The lack of overt focus on money surprised me, though perhaps it shouldn't have. As strange as it sounds, a big paycheck may not in fact be central to Wall Street's allure for a certain cohort of young people. This possibility was explained to me several weeks before my Penn trip by a second-year Goldman Sachs analyst, who stopped me short when I posited that college students flock to Wall Street in order to cash in.

"Money is part of it," he said. "But mostly, they do it because it's easy."

He proceeded to explain that by coming onto campus to recruit, by blitzing students with information and making the application process as simple as dropping a résumé into a box, by following up relentlessly and promising to inform applicants about job offers in the fall of their senior year — months before firms in most other industries — Wall Street banks had made themselves the obvious destinations for students at top-tier colleges who are confused about their careers, don't want to lock themselves in to a narrow preprofessional track by going to law or medical school, and are looking to put off the big decisions for two years while they figure things out. Banks, in other words, have become extremely skilled at appealing to the anxieties of overachieving young people and inserting themselves as the solution to those worries. And the irony is that although we think of Wall Street as a risk-loving business, the recruiting process often appeals most to the terrified and insecure.

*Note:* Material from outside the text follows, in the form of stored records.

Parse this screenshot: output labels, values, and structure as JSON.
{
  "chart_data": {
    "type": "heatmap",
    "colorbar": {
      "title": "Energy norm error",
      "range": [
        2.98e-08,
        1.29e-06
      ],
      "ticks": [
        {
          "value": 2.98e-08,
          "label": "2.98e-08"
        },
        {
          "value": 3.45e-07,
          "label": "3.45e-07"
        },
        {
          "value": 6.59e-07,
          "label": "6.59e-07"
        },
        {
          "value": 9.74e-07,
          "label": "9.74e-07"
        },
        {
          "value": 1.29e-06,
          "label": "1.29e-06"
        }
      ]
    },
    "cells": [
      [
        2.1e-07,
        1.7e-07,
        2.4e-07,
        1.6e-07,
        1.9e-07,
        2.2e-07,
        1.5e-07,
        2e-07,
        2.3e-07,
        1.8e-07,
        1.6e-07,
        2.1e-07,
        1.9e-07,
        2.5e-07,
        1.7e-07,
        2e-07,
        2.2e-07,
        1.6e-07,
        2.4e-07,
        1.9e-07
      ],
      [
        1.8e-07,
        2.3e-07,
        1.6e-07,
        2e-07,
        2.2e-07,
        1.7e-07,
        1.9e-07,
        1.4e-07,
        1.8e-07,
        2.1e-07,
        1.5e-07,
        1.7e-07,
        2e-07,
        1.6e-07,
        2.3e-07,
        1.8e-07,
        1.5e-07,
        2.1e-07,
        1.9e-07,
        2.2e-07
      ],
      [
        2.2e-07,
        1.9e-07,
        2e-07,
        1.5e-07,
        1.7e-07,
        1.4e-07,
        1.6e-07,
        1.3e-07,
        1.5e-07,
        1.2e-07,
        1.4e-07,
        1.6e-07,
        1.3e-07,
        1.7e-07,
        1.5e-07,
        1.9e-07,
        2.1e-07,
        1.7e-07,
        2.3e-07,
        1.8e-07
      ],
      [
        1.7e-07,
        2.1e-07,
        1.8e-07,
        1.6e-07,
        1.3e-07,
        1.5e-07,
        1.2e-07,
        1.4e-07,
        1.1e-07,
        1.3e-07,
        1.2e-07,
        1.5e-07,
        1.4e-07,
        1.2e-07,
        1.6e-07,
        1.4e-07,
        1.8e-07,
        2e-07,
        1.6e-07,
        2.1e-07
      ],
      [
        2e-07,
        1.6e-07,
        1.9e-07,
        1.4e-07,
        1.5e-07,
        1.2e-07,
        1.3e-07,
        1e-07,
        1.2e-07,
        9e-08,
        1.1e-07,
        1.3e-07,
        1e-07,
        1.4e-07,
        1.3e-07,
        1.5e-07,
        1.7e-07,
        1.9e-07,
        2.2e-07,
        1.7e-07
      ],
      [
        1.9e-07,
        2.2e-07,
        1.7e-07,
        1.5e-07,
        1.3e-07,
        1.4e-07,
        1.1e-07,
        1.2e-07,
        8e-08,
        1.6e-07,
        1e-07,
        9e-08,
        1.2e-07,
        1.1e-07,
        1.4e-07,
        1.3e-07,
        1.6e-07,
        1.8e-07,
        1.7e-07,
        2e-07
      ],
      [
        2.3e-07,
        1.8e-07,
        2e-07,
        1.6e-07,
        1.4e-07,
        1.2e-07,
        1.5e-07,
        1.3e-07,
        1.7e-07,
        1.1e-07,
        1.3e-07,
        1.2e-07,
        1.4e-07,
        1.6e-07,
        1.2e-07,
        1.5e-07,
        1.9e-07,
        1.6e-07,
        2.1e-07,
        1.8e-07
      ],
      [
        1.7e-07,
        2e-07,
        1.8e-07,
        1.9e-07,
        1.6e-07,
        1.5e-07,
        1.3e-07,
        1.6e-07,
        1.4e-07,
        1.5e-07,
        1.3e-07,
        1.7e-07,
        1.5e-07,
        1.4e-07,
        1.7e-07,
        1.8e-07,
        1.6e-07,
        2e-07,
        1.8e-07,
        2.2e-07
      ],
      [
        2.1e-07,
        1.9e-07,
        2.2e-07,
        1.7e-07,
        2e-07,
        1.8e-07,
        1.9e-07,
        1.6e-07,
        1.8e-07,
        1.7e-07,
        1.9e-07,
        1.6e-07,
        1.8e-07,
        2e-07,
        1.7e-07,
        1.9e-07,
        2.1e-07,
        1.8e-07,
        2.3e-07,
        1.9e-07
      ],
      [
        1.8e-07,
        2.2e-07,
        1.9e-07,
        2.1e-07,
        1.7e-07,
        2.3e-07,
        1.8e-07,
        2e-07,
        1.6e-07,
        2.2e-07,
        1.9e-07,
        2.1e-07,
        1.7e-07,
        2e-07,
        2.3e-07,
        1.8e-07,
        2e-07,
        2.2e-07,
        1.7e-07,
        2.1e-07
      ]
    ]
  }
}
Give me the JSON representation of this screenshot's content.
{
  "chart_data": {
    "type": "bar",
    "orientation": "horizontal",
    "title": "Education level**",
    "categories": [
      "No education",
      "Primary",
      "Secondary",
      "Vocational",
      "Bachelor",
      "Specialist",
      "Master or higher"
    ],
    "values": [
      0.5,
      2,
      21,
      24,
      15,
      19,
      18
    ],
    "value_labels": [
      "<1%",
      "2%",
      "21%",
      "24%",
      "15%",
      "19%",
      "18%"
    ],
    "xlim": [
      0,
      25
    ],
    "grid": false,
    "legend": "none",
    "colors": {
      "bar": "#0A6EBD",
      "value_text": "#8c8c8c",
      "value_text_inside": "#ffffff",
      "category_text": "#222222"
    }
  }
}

"It's incredibly risk averse," the Goldman analyst told me. "Think about it: if you go to a bank, you make as much money as anything except hedge funds, private equity, or possibly a tech startup. Those things are wildly more risky and a lot harder to do. So if a bank comes to me with an opportunity to lock down a good, high-paying job in September of my senior year without working too hard for it, I'm going to privilege that over anything else I might be thinking about doing."

After watching Penn students line up to nab precious seconds of face time with Morgan Stanley recruiters that night, I couldn't help feeling like not much had changed since the financial crisis. Whether because of the structured, well-timed nature of recruiting or simply Penn's finance-centric campus culture, the fact remained that these jobs were still objects of intense desire. Even a financial near-Armageddon, it seemed, hadn't been able to dislodge Wall Street from its pedestal. And I wondered: if students at Penn couldn't be swayed from their synchronized march to big banks by the worst economic crisis since the Great Depression, was the financial sector's allure simply irresistible?